After Wednesday’s flurry of upsets around college basketball – No. 7 Michigan State fell to Northwestern, No. 1 Wake Forest lost to Virginia Tech and Wisconsin’s loss – Illinois players and staff text messaged Weber in excitement. To avoid a similar fate, however, Trent Meacham said his team can’t get too caught up in scoreboard watching.

“There was a lot of crazy games (Wednesday night), but that’s how it is in college basketball,” Meacham said.

“Anybody can beat anybody. We just got to realize, it’s a long season. We can’t worry about what teams are winning and losing, and just every day come here and get better.”

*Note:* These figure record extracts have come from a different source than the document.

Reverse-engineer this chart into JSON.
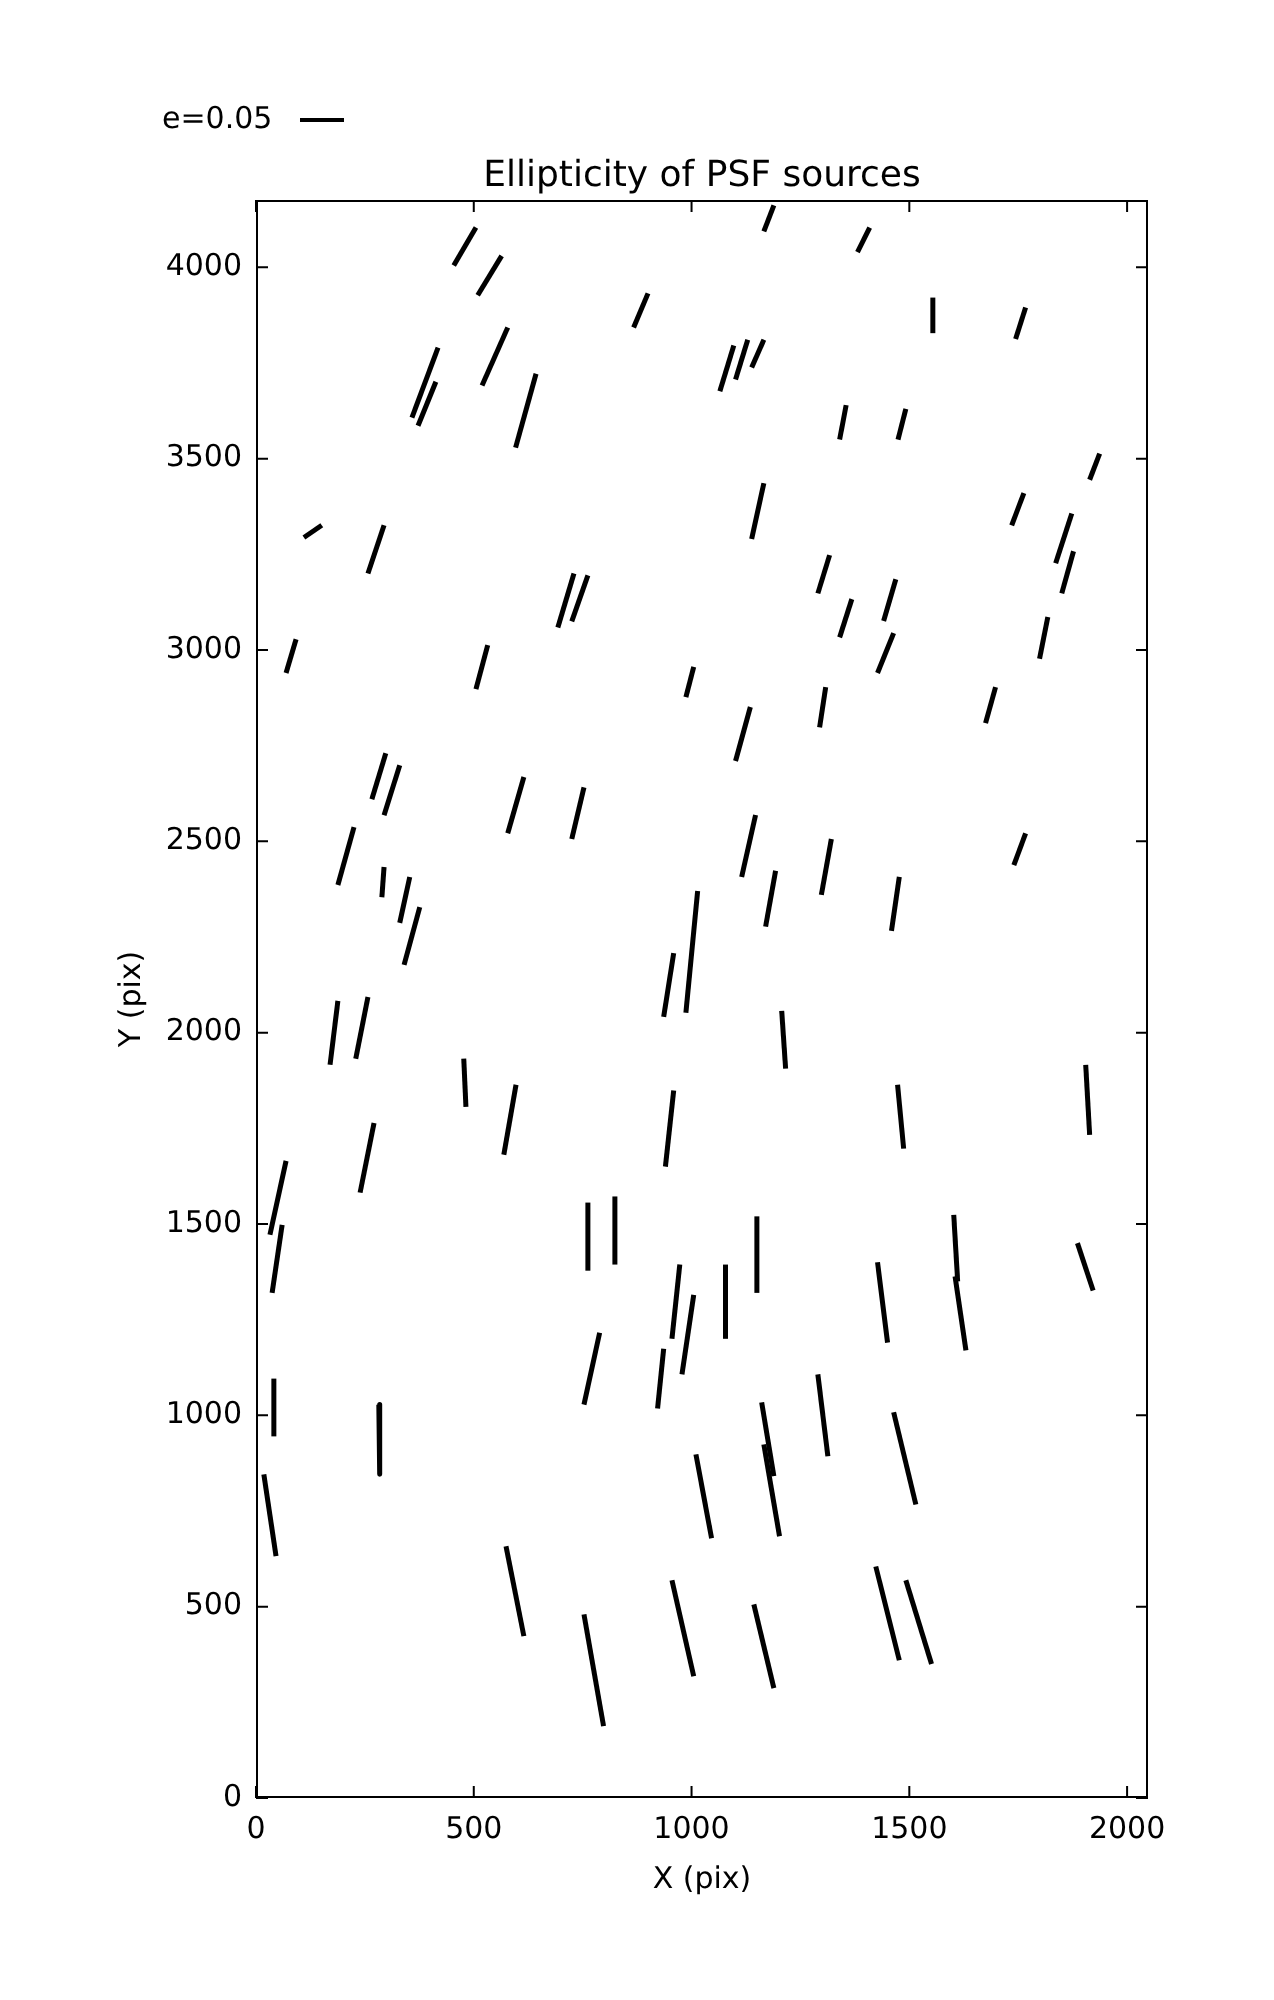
{
  "chart_data": {
    "type": "line",
    "title": "Ellipticity of PSF sources",
    "xlabel": "X (pix)",
    "ylabel": "Y (pix)",
    "annotations": [
      "e=0.05"
    ],
    "xlim": [
      0,
      2048
    ],
    "ylim": [
      0,
      4176
    ],
    "xticks": [
      0,
      500,
      1000,
      1500,
      2000
    ],
    "yticks": [
      0,
      500,
      1000,
      1500,
      2000,
      2500,
      3000,
      3500,
      4000
    ],
    "grid": false,
    "legend": false,
    "marker": "none",
    "line_style": "solid",
    "series": [
      {
        "color": "#000000",
        "x": [
          454,
          505
        ],
        "values": [
          4005,
          4104
        ]
      },
      {
        "color": "#000000",
        "x": [
          509,
          564
        ],
        "values": [
          3927,
          4030
        ]
      },
      {
        "color": "#000000",
        "x": [
          1166,
          1189
        ],
        "values": [
          4094,
          4162
        ]
      },
      {
        "color": "#000000",
        "x": [
          1381,
          1409
        ],
        "values": [
          4040,
          4104
        ]
      },
      {
        "color": "#000000",
        "x": [
          867,
          900
        ],
        "values": [
          3843,
          3932
        ]
      },
      {
        "color": "#000000",
        "x": [
          1554,
          1554
        ],
        "values": [
          3828,
          3921
        ]
      },
      {
        "color": "#000000",
        "x": [
          1744,
          1767
        ],
        "values": [
          3813,
          3895
        ]
      },
      {
        "color": "#000000",
        "x": [
          1065,
          1097
        ],
        "values": [
          3676,
          3796
        ]
      },
      {
        "color": "#000000",
        "x": [
          1101,
          1129
        ],
        "values": [
          3707,
          3811
        ]
      },
      {
        "color": "#000000",
        "x": [
          1138,
          1166
        ],
        "values": [
          3738,
          3811
        ]
      },
      {
        "color": "#000000",
        "x": [
          519,
          578
        ],
        "values": [
          3691,
          3843
        ]
      },
      {
        "color": "#000000",
        "x": [
          358,
          418
        ],
        "values": [
          3607,
          3790
        ]
      },
      {
        "color": "#000000",
        "x": [
          372,
          413
        ],
        "values": [
          3586,
          3701
        ]
      },
      {
        "color": "#000000",
        "x": [
          596,
          643
        ],
        "values": [
          3529,
          3722
        ]
      },
      {
        "color": "#000000",
        "x": [
          1340,
          1355
        ],
        "values": [
          3550,
          3640
        ]
      },
      {
        "color": "#000000",
        "x": [
          1474,
          1492
        ],
        "values": [
          3550,
          3630
        ]
      },
      {
        "color": "#000000",
        "x": [
          1914,
          1937
        ],
        "values": [
          3445,
          3513
        ]
      },
      {
        "color": "#000000",
        "x": [
          110,
          151
        ],
        "values": [
          3294,
          3326
        ]
      },
      {
        "color": "#000000",
        "x": [
          257,
          294
        ],
        "values": [
          3200,
          3326
        ]
      },
      {
        "color": "#000000",
        "x": [
          1138,
          1166
        ],
        "values": [
          3290,
          3436
        ]
      },
      {
        "color": "#000000",
        "x": [
          1735,
          1763
        ],
        "values": [
          3326,
          3410
        ]
      },
      {
        "color": "#000000",
        "x": [
          1836,
          1873
        ],
        "values": [
          3227,
          3357
        ]
      },
      {
        "color": "#000000",
        "x": [
          1850,
          1877
        ],
        "values": [
          3148,
          3258
        ]
      },
      {
        "color": "#000000",
        "x": [
          1290,
          1317
        ],
        "values": [
          3148,
          3248
        ]
      },
      {
        "color": "#000000",
        "x": [
          1441,
          1469
        ],
        "values": [
          3076,
          3185
        ]
      },
      {
        "color": "#000000",
        "x": [
          1340,
          1368
        ],
        "values": [
          3033,
          3133
        ]
      },
      {
        "color": "#000000",
        "x": [
          1427,
          1464
        ],
        "values": [
          2940,
          3044
        ]
      },
      {
        "color": "#000000",
        "x": [
          1799,
          1818
        ],
        "values": [
          2977,
          3086
        ]
      },
      {
        "color": "#000000",
        "x": [
          693,
          730
        ],
        "values": [
          3059,
          3200
        ]
      },
      {
        "color": "#000000",
        "x": [
          725,
          762
        ],
        "values": [
          3075,
          3195
        ]
      },
      {
        "color": "#000000",
        "x": [
          69,
          92
        ],
        "values": [
          2940,
          3028
        ]
      },
      {
        "color": "#000000",
        "x": [
          505,
          532
        ],
        "values": [
          2898,
          3013
        ]
      },
      {
        "color": "#000000",
        "x": [
          987,
          1005
        ],
        "values": [
          2877,
          2956
        ]
      },
      {
        "color": "#000000",
        "x": [
          1101,
          1135
        ],
        "values": [
          2710,
          2851
        ]
      },
      {
        "color": "#000000",
        "x": [
          1294,
          1308
        ],
        "values": [
          2798,
          2903
        ]
      },
      {
        "color": "#000000",
        "x": [
          1675,
          1698
        ],
        "values": [
          2809,
          2903
        ]
      },
      {
        "color": "#000000",
        "x": [
          266,
          298
        ],
        "values": [
          2610,
          2730
        ]
      },
      {
        "color": "#000000",
        "x": [
          294,
          330
        ],
        "values": [
          2568,
          2699
        ]
      },
      {
        "color": "#000000",
        "x": [
          578,
          615
        ],
        "values": [
          2521,
          2668
        ]
      },
      {
        "color": "#000000",
        "x": [
          725,
          753
        ],
        "values": [
          2506,
          2641
        ]
      },
      {
        "color": "#000000",
        "x": [
          188,
          225
        ],
        "values": [
          2386,
          2537
        ]
      },
      {
        "color": "#000000",
        "x": [
          289,
          294
        ],
        "values": [
          2354,
          2433
        ]
      },
      {
        "color": "#000000",
        "x": [
          330,
          353
        ],
        "values": [
          2287,
          2407
        ]
      },
      {
        "color": "#000000",
        "x": [
          340,
          376
        ],
        "values": [
          2177,
          2328
        ]
      },
      {
        "color": "#000000",
        "x": [
          1115,
          1147
        ],
        "values": [
          2407,
          2569
        ]
      },
      {
        "color": "#000000",
        "x": [
          1170,
          1193
        ],
        "values": [
          2277,
          2423
        ]
      },
      {
        "color": "#000000",
        "x": [
          1298,
          1321
        ],
        "values": [
          2360,
          2506
        ]
      },
      {
        "color": "#000000",
        "x": [
          1459,
          1477
        ],
        "values": [
          2266,
          2407
        ]
      },
      {
        "color": "#000000",
        "x": [
          1740,
          1767
        ],
        "values": [
          2438,
          2521
        ]
      },
      {
        "color": "#000000",
        "x": [
          987,
          1014
        ],
        "values": [
          2052,
          2370
        ]
      },
      {
        "color": "#000000",
        "x": [
          936,
          959
        ],
        "values": [
          2041,
          2208
        ]
      },
      {
        "color": "#000000",
        "x": [
          170,
          188
        ],
        "values": [
          1916,
          2083
        ]
      },
      {
        "color": "#000000",
        "x": [
          229,
          257
        ],
        "values": [
          1932,
          2093
        ]
      },
      {
        "color": "#000000",
        "x": [
          1207,
          1216
        ],
        "values": [
          2057,
          1906
        ]
      },
      {
        "color": "#000000",
        "x": [
          477,
          482
        ],
        "values": [
          1932,
          1806
        ]
      },
      {
        "color": "#000000",
        "x": [
          569,
          597
        ],
        "values": [
          1681,
          1864
        ]
      },
      {
        "color": "#000000",
        "x": [
          940,
          959
        ],
        "values": [
          1650,
          1849
        ]
      },
      {
        "color": "#000000",
        "x": [
          1473,
          1487
        ],
        "values": [
          1864,
          1697
        ]
      },
      {
        "color": "#000000",
        "x": [
          1905,
          1914
        ],
        "values": [
          1916,
          1733
        ]
      },
      {
        "color": "#000000",
        "x": [
          239,
          271
        ],
        "values": [
          1582,
          1764
        ]
      },
      {
        "color": "#000000",
        "x": [
          32,
          69
        ],
        "values": [
          1472,
          1665
        ]
      },
      {
        "color": "#000000",
        "x": [
          37,
          60
        ],
        "values": [
          1320,
          1498
        ]
      },
      {
        "color": "#000000",
        "x": [
          762,
          762
        ],
        "values": [
          1378,
          1556
        ]
      },
      {
        "color": "#000000",
        "x": [
          824,
          824
        ],
        "values": [
          1394,
          1572
        ]
      },
      {
        "color": "#000000",
        "x": [
          1150,
          1150
        ],
        "values": [
          1320,
          1520
        ]
      },
      {
        "color": "#000000",
        "x": [
          1602,
          1611
        ],
        "values": [
          1524,
          1350
        ]
      },
      {
        "color": "#000000",
        "x": [
          1605,
          1630
        ],
        "values": [
          1363,
          1170
        ]
      },
      {
        "color": "#000000",
        "x": [
          1886,
          1922
        ],
        "values": [
          1450,
          1326
        ]
      },
      {
        "color": "#000000",
        "x": [
          1427,
          1450
        ],
        "values": [
          1400,
          1190
        ]
      },
      {
        "color": "#000000",
        "x": [
          1078,
          1078
        ],
        "values": [
          1200,
          1394
        ]
      },
      {
        "color": "#000000",
        "x": [
          955,
          973
        ],
        "values": [
          1200,
          1394
        ]
      },
      {
        "color": "#000000",
        "x": [
          978,
          1005
        ],
        "values": [
          1107,
          1315
        ]
      },
      {
        "color": "#000000",
        "x": [
          753,
          789
        ],
        "values": [
          1028,
          1216
        ]
      },
      {
        "color": "#000000",
        "x": [
          922,
          936
        ],
        "values": [
          1018,
          1174
        ]
      },
      {
        "color": "#000000",
        "x": [
          41,
          41
        ],
        "values": [
          945,
          1096
        ]
      },
      {
        "color": "#000000",
        "x": [
          282,
          284
        ],
        "values": [
          1028,
          846
        ]
      },
      {
        "color": "#000000",
        "x": [
          18,
          46
        ],
        "values": [
          846,
          632
        ]
      },
      {
        "color": "#000000",
        "x": [
          1290,
          1313
        ],
        "values": [
          1107,
          893
        ]
      },
      {
        "color": "#000000",
        "x": [
          1161,
          1189
        ],
        "values": [
          1034,
          841
        ]
      },
      {
        "color": "#000000",
        "x": [
          1166,
          1202
        ],
        "values": [
          924,
          684
        ]
      },
      {
        "color": "#000000",
        "x": [
          1464,
          1515
        ],
        "values": [
          1008,
          767
        ]
      },
      {
        "color": "#000000",
        "x": [
          1010,
          1046
        ],
        "values": [
          898,
          679
        ]
      },
      {
        "color": "#000000",
        "x": [
          574,
          615
        ],
        "values": [
          658,
          423
        ]
      },
      {
        "color": "#000000",
        "x": [
          753,
          798
        ],
        "values": [
          480,
          188
        ]
      },
      {
        "color": "#000000",
        "x": [
          955,
          1005
        ],
        "values": [
          569,
          318
        ]
      },
      {
        "color": "#000000",
        "x": [
          1143,
          1189
        ],
        "values": [
          506,
          287
        ]
      },
      {
        "color": "#000000",
        "x": [
          1423,
          1477
        ],
        "values": [
          605,
          360
        ]
      },
      {
        "color": "#000000",
        "x": [
          1492,
          1551
        ],
        "values": [
          569,
          350
        ]
      }
    ]
  }
}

And as for Wisconsin: “They’re just so solid, they’re so sound,” he added. “They don’t make mistakes. They got a lot of guys that can interchange, go outside, go inside. They’re tough. We really struggle with them. Since I’ve been here, we haven’t beaten them.”

Wisconin’s leading scorer, 6-foot-7 forward Marcus Landry, hasn’t been as off as Hughes lately, still averaging over 13 points his last three games compared to Hughes’ 11 points per game.

What may be plaguing Wisconsin, however, is their lack of size. According to Weber, Bo Ryan’s offense is usually “very flexible” and can “spread you, make you guard for long possessions.”

That’s not so much the case this season.

“They seemed to always have the big guy that would go in with his back to the basket and get a hoop when they needed it,” Weber said.

“It might be the difference with them, win or loss. They don’t have the (Brian) Butch, those guys, the (Mike) Wilkinson that could always get the easy basket under the hoop.”

After Tuesday night’s win over Ohio State, the Illini took Wednesday off before enduring a marathon practice Thursday afternoon.

Weber reiterated the importance of practice before another importance Big Ten matchup.

“History doesn’t matter,” Weber said.

“Getting ready the two days before, coming to the game, being ready to play, that’s what matters. Those two hours on the court. It’s something great to talk about, but it still comes down to our mental preparation.”

Jeff Jordan was added to the Illini’s list of scholarship athletes

Jordan, averaging just over one point and one assist per game, is registering 10 minutes of playing time per contest for the No. 25 Illini (16-3, 4-2 in Big Ten).

Jordan said Thursday that he was surprised by the news but that it was something he’s been working toward.

“At first, when I first came here, it was just trying to help the guys out and just trying to fit in with the team,” Jordan said at practice Thursday. “But the more I fit in, the more my goals kind of rose. It was definitely a goal early in the season, this season.”

With a strong class of guards committed for next season, Jordan doesn’t quite know what his role will be in the future, whether he’ll be able to take on a leadership role. But, he said, if history’s an indication, he should find a way to gel with a crowded backcourt.

“Every year, we’ve kind of been unsure what we’re going to do with lineups and everything. I don’t know how I’ve been fitting in with guards in the past, but somehow I’ve been getting in there, getting good minutes, playing hard, so hopefully that role increases next year.”